Now he does provide quite detailed stories of what was going on in these nations, although his focus is most detailed for France. War, inflation, and bankruptcy destroy fortunes, although the direct damage of war is not really all that important. The end of all this allows for capital to reaccumulate, at least in France and Germany, if not Britain. But this simply emphasizes how these other factors can easily overwhelm what is going on with g.
Indeed, the vast majority of the decline is not in the Depression or the much more physically destructive World War II, but in the decade of World War I. Here is where capital simply plunges, falling by more than half in both France and Germany, and by about a third in Britain. What is curious is that the largest part of this decline is in foreign holdings, which simply collapse. His discussion of the increase in foreign assets in the nineteenth century involved the colonial empires of these nations, although this was not so important for Germany, which he really does not discuss. But, while Germany lost its foreign empire, if anything those of Britain and France increased due to WW I, reaching their peaks in the 1920s as they picked up former colonies of Germany, as well as ones in parts of the former Ottoman Empire. Piketty simply never acknowledges this.
What else happened? Oh, the Bolshevik Revolution, which led to the repudiation of tsarist Russian debts, many of whose bonds were owned in these countries, and also the expropriation of foreign company holdings in Russia. Needless to say this has nothing to do with g.
So, a number of critics have argued that policy really drives all this more than his grand dynamics of r and g. Offhand looking at his own numbers, this would appear to be the case. In many decades what is happening to distribution is going in quite the opposite direction from what should be the case if one just looks at r and g (mostly just g). If it is not policy that is causing this, it is some exogenous shock.

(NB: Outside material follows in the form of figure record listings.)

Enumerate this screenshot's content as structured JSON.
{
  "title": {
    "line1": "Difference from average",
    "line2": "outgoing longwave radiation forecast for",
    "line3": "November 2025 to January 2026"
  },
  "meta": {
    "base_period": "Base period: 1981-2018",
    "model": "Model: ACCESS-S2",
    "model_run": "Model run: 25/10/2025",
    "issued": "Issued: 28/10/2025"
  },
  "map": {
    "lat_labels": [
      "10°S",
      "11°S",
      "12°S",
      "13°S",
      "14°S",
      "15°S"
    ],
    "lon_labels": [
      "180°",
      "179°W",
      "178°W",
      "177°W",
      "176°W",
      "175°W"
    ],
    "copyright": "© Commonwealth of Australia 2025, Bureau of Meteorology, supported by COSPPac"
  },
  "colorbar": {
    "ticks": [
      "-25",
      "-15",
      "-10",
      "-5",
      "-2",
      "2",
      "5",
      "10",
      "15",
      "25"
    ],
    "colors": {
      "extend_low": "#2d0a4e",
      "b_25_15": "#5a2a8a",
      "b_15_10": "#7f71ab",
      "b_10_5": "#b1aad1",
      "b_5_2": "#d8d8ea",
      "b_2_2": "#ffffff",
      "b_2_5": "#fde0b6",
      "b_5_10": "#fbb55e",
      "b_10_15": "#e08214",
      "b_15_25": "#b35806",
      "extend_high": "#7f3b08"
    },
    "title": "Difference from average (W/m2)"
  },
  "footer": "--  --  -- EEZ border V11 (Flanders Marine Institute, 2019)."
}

Of course for his current policy discussion, he argues that everything is now working to increase inequality. The growth rate has fallen and policy has moved to favor the wealthy and those who inherit (particularly in the US on the latter). So, policy must be changed if we are not to end up a patrimonial capitalism. On that he probably is correct, but he may well have overstated the role of his grand dynamics and understated the role of everything else in his discussion, even as he provides many caveats on this point.